Add urban_meal_delivery.forecasts.models sub-package

- `*Model`s use the `methods.*.predict()` functions to predict demand given an order time series generated by `timify.OrderHistory` - `models.base.ForecastingModelABC` unifies how all `*Model`s work and implements a caching strategy - implement three `*Model`s for tactical forecasting, based on the hets, varima, and rtarima models described in the first research paper - add overall documentation for `urban_meal_delivery.forecasts` package - move the fixtures in `tests.forecasts.timify.conftest` to `tests.forecasts.conftest` and adjust the horizon of the test horizon from two to three weeks
2021-02-01 20:39:52 +01:00 · 2021-02-01 20:39:52 +01:00 · 67cd58cf16
commit 67cd58cf16
parent 796fdc919c
12 changed files with 747 additions and 71 deletions
--- a/src/urban_meal_delivery/forecasts/models/base.py
+++ b/src/urban_meal_delivery/forecasts/models/base.py
@ -0,0 +1,116 @@
+"""The abstract blueprint for a forecasting `*Model`."""
+
+import abc
+import datetime as dt
+
+import pandas as pd
+
+from urban_meal_delivery import db
+from urban_meal_delivery.forecasts import timify
+
+
+class ForecastingModelABC(abc.ABC):
+    """An abstract interface of a forecasting `*Model`."""
+
+    def __init__(self, order_history: timify.OrderHistory) -> None:
+        """Initialize a new forecasting model.
+
+        Args:
+            order_history: an abstraction providing the time series data
+        """
+        self._order_history = order_history
+
+    @property
+    @abc.abstractmethod
+    def name(self) -> str:
+        """The name of the model.
+
+        Used to identify `Forecast`s of the same `*Model` in the database.
+        So, these must be chosen carefully and must not be changed later on!
+
+        Example: "hets" or "varima" for tactical demand forecasting
+        """
+
+    @abc.abstractmethod
+    def predict(
+        self, pixel: db.Pixel, predict_at: dt.datetime, train_horizon: int,
+    ) -> pd.DataFrame:
+        """Concrete implementation of how a `*Model` makes a prediction.
+
+        This method is called by the unified `*Model.make_forecast()` method,
+        which implements the caching logic with the database.
+
+        Args:
+            pixel: pixel in which the prediction is made
+            predict_at: time step (i.e., "start_at") to make the prediction for
+            train_horizon: weeks of historic data used to predict `predict_at`
+
+        Returns:
+            actuals, predictions, and possibly 80%/95% confidence intervals;
+                includes a row for the time step starting at `predict_at` and
+                may contain further rows for other time steps on the same day
+        """  # noqa:DAR202
+
+    def make_forecast(
+        self, pixel: db.Pixel, predict_at: dt.datetime, train_horizon: int,
+    ) -> db.Forecast:
+        """Make a forecast for the time step starting at `predict_at`.
+
+        Important: This method uses a unified `predict_at` argument.

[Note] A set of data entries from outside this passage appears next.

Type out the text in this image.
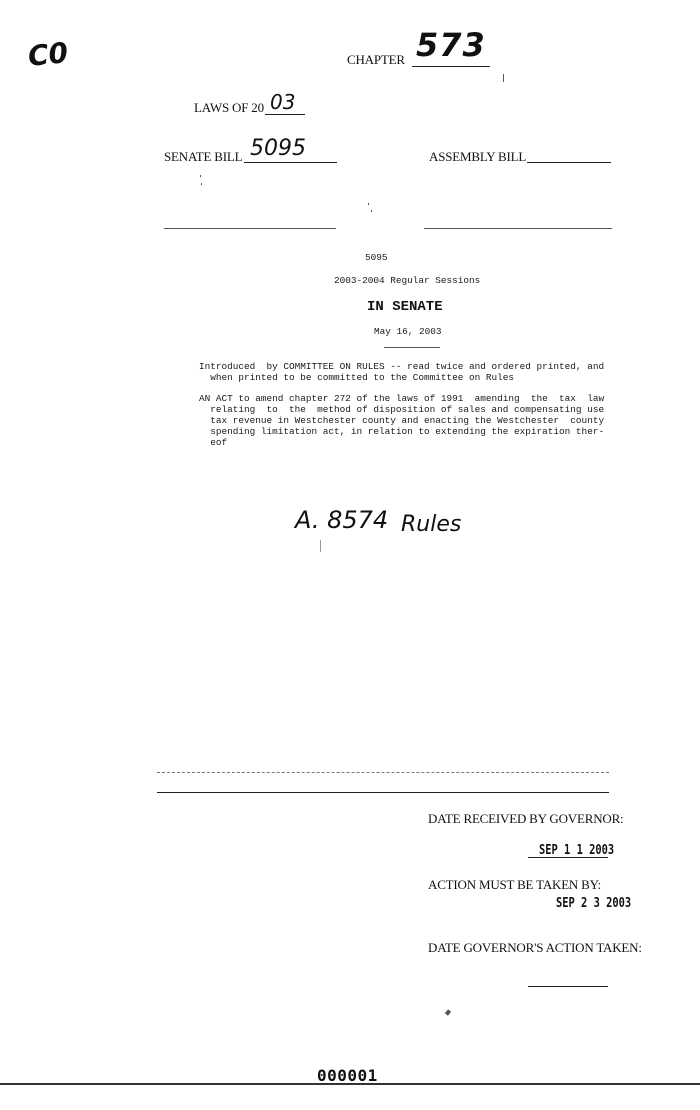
C0	CHAPTER 573
LAWS OF 20 03
SENATE BILL 5095	ASSEMBLY BILL
5095
2003-2004 Regular Sessions
IN SENATE
May 16, 2003
Introduced  by COMMITTEE ON RULES -- read twice and ordered printed, and
when printed to be committed to the Committee on Rules
AN ACT to amend chapter 272 of the laws of 1991  amending  the  tax  law
relating  to  the  method of disposition of sales and compensating use
tax revenue in Westchester county and enacting the Westchester  county
spending limitation act, in relation to extending the expiration ther-
eof
A. 8574 Rules
DATE RECEIVED BY GOVERNOR:
SEP 1 1 2003
ACTION MUST BE TAKEN BY:
SEP 2 3 2003
DATE GOVERNOR'S ACTION TAKEN:
000001
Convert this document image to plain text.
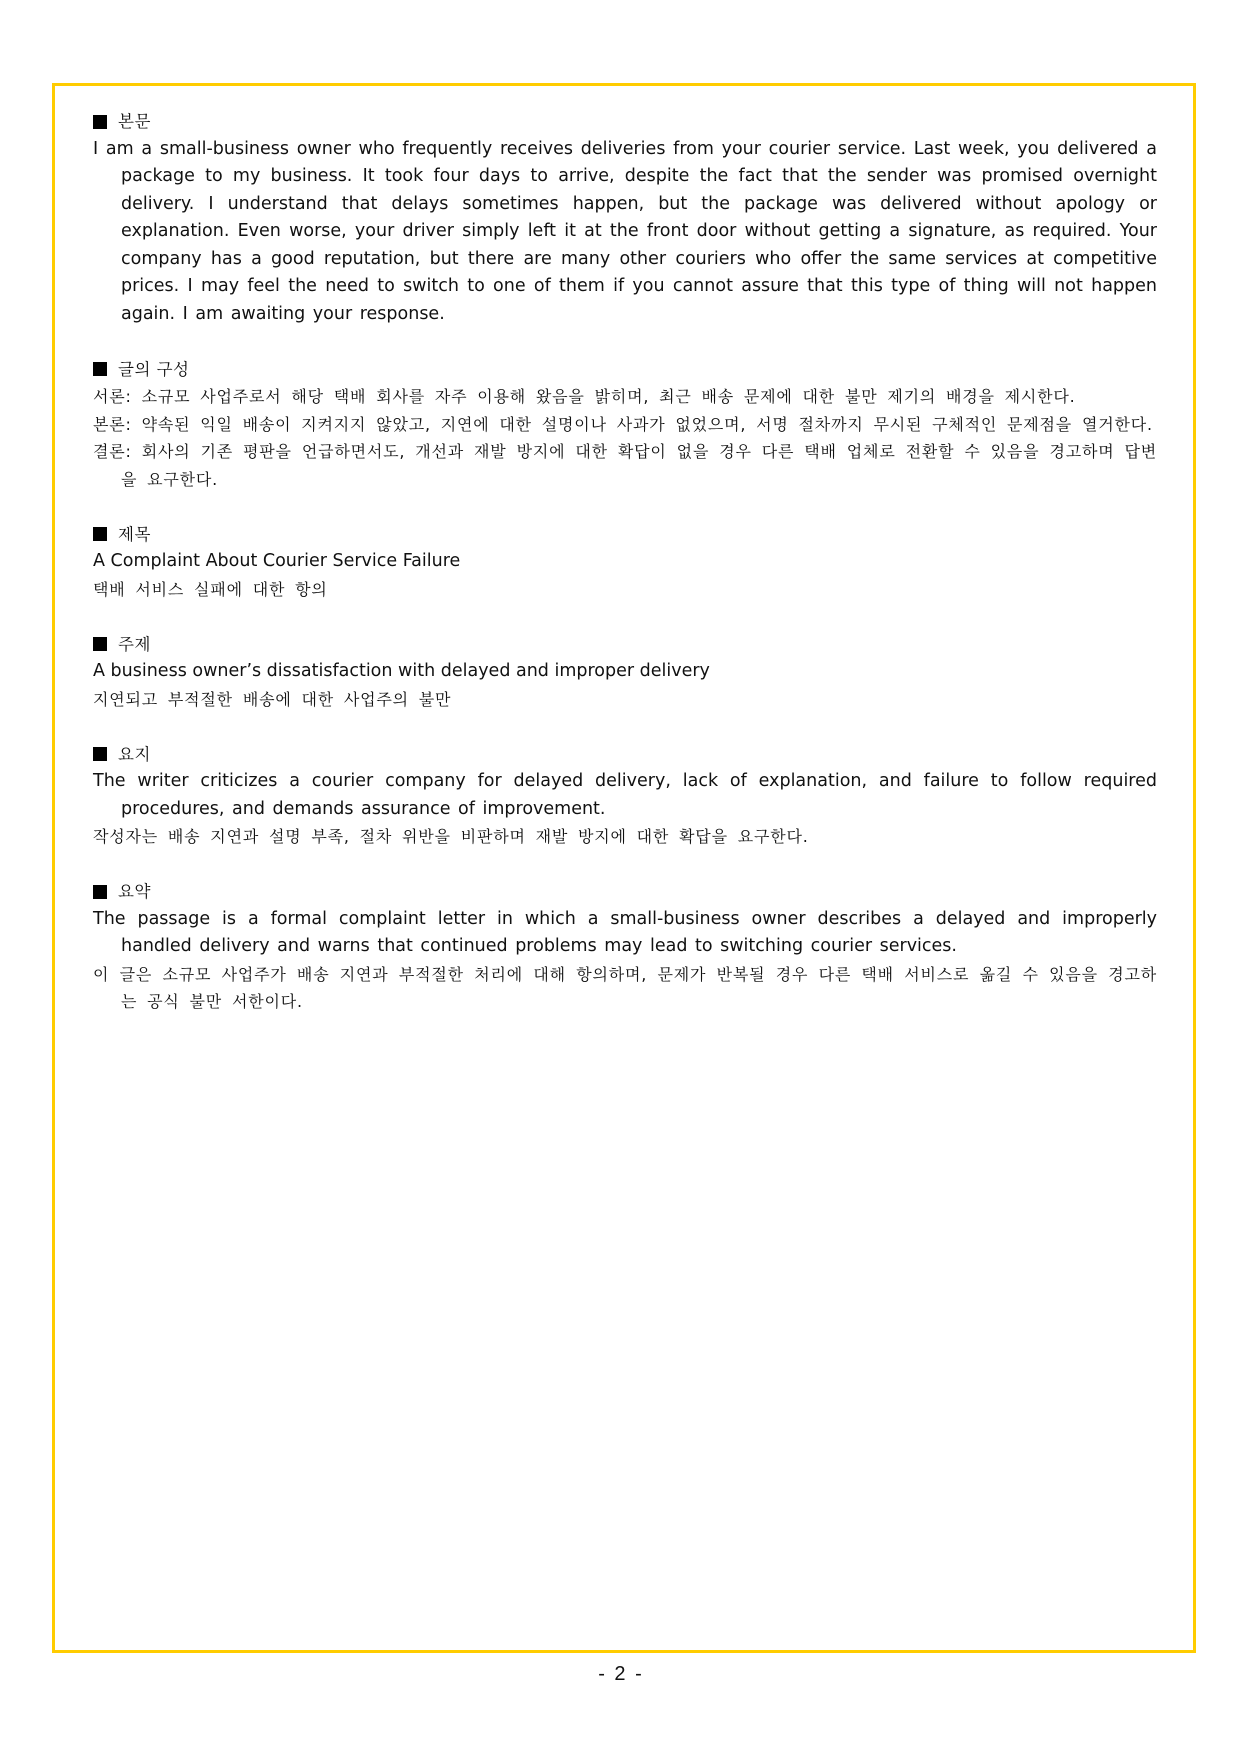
본문

I am a small-business owner who frequently receives deliveries from your courier service. Last week, you delivered a package to my business. It took four days to arrive, despite the fact that the sender was promised overnight delivery. I understand that delays sometimes happen, but the package was delivered without apology or explanation. Even worse, your driver simply left it at the front door without getting a signature, as required. Your company has a good reputation, but there are many other couriers who offer the same services at competitive prices. I may feel the need to switch to one of them if you cannot assure that this type of thing will not happen again. I am awaiting your response.

글의 구성

서론: 소규모 사업주로서 해당 택배 회사를 자주 이용해 왔음을 밝히며, 최근 배송 문제에 대한 불만 제기의 배경을 제시한다.

본론: 약속된 익일 배송이 지켜지지 않았고, 지연에 대한 설명이나 사과가 없었으며, 서명 절차까지 무시된 구체적인 문제점을 열거한다.

결론: 회사의 기존 평판을 언급하면서도, 개선과 재발 방지에 대한 확답이 없을 경우 다른 택배 업체로 전환할 수 있음을 경고하며 답변을 요구한다.

제목

A Complaint About Courier Service Failure

택배 서비스 실패에 대한 항의

주제

A business owner’s dissatisfaction with delayed and improper delivery

지연되고 부적절한 배송에 대한 사업주의 불만

요지

The writer criticizes a courier company for delayed delivery, lack of explanation, and failure to follow required procedures, and demands assurance of improvement.

작성자는 배송 지연과 설명 부족, 절차 위반을 비판하며 재발 방지에 대한 확답을 요구한다.

요약

The passage is a formal complaint letter in which a small-business owner describes a delayed and improperly handled delivery and warns that continued problems may lead to switching courier services.

이 글은 소규모 사업주가 배송 지연과 부적절한 처리에 대해 항의하며, 문제가 반복될 경우 다른 택배 서비스로 옮길 수 있음을 경고하는 공식 불만 서한이다.

- 2 -
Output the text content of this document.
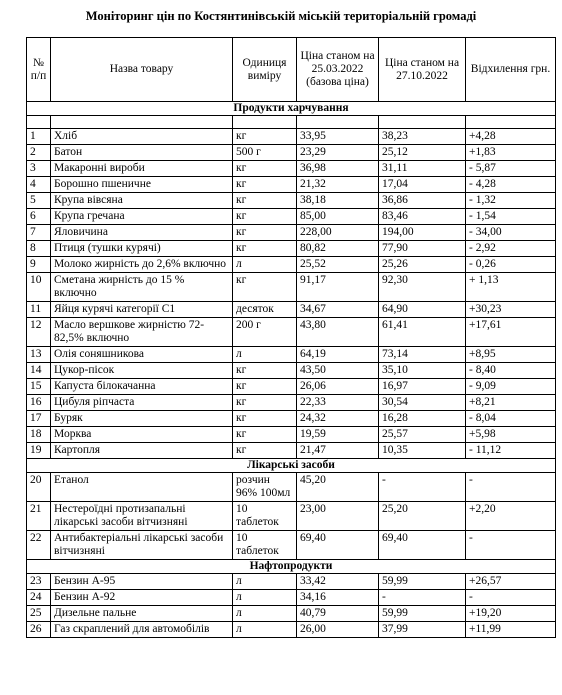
Моніторинг цін по Костянтинівській міській територіальній громаді
№ п/п	Назва товару	Одиниця виміру	Ціна станом на 25.03.2022 (базова ціна)	Ціна станом на 27.10.2022	Відхилення грн.
Продукти харчування					

1	Хліб	кг	33,95	38,23	+4,28
2	Батон	500 г	23,29	25,12	+1,83
3	Макаронні вироби	кг	36,98	31,11	- 5,87
4	Борошно пшеничне	кг	21,32	17,04	- 4,28
5	Крупа вівсяна	кг	38,18	36,86	- 1,32
6	Крупа гречана	кг	85,00	83,46	- 1,54
7	Яловичина	кг	228,00	194,00	- 34,00
8	Птиця (тушки курячі)	кг	80,82	77,90	- 2,92
9	Молоко жирність до 2,6% включно	л	25,52	25,26	- 0,26
10	Сметана жирність до 15 % включно	кг	91,17	92,30	+ 1,13
11	Яйця курячі категорії С1	десяток	34,67	64,90	+30,23
12	Масло вершкове жирністю 72-82,5% включно	200 г	43,80	61,41	+17,61
13	Олія соняшникова	л	64,19	73,14	+8,95
14	Цукор-пісок	кг	43,50	35,10	- 8,40
15	Капуста білокачанна	кг	26,06	16,97	- 9,09
16	Цибуля ріпчаста	кг	22,33	30,54	+8,21
17	Буряк	кг	24,32	16,28	- 8,04
18	Морква	кг	19,59	25,57	+5,98
19	Картопля	кг	21,47	10,35	- 11,12
Лікарські засоби					
20	Етанол	розчин 96% 100мл	45,20	-	-
21	Нестероїдні протизапальні лікарські засоби вітчизняні	10 таблеток	23,00	25,20	+2,20
22	Антибактеріальні лікарські засоби вітчизняні	10 таблеток	69,40	69,40	-
Нафтопродукти					
23	Бензин А-95	л	33,42	59,99	+26,57
24	Бензин А-92	л	34,16	-	-
25	Дизельне пальне	л	40,79	59,99	+19,20
26	Газ скраплений для автомобілів	л	26,00	37,99	+11,99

+        Some `*Model`s, in particular vertical ones, are only trained once per
+        day and then make a prediction for all time steps on that day, and
+        therefore, work with a `predict_day` argument instead of `predict_at`
+        behind the scenes. Then, all `Forecast`s are stored into the database
+        and only the one starting at `predict_at` is returned.
+
+        Args:
+            pixel: pixel in which the `Forecast` is made
+            predict_at: time step (i.e., "start_at") to make the `Forecast` for
+            train_horizon: weeks of historic data used to forecast `predict_at`
+
+        Returns:
+            actual, prediction, and possibly 80%/95% confidence intervals
+                for the time step starting at `predict_at`
+
+        # noqa:DAR401 RuntimeError
+        """
+        if (  # noqa:WPS337
+            cached_forecast := db.session.query(db.Forecast)  # noqa:ECE001,WPS221
+            .filter_by(pixel=pixel)
+            .filter_by(start_at=predict_at)
+            .filter_by(time_step=self._order_history.time_step)
+            .filter_by(training_horizon=train_horizon)
+            .filter_by(model=self.name)
+            .first()
+        ) :
+            return cached_forecast
+
+        # Horizontal and real-time `*Model`s return a `pd.DataFrame` with one
+        # row corresponding to the time step starting at `predict_at` whereas
+        # vertical models return several rows, covering all time steps of a day.
+        predictions = self.predict(pixel, predict_at, train_horizon)
+
+        # Convert the `predictions` into a `list` of `Forecast` objects.
+        forecasts = db.Forecast.from_dataframe(
+            pixel=pixel,
+            time_step=self._order_history.time_step,
+            training_horizon=train_horizon,
+            model=self.name,
+            data=predictions,
+        )
+
+        # We persist all `Forecast`s into the database to
+        # not have to run the same model training again.
+        db.session.add_all(forecasts)
+        db.session.commit()
+
+        # The one `Forecast` object asked for must be in `forecasts`
+        # if the concrete `*Model.predict()` method works correctly; ...
+        for forecast in forecasts:
+            if forecast.start_at == predict_at:
+                return forecast
+
+        # ..., however, we put in a loud error, just in case.
+        raise RuntimeError(  # pragma: no cover
+            '`Forecast` for `predict_at` was not returned by `*Model.predict()`',
+        )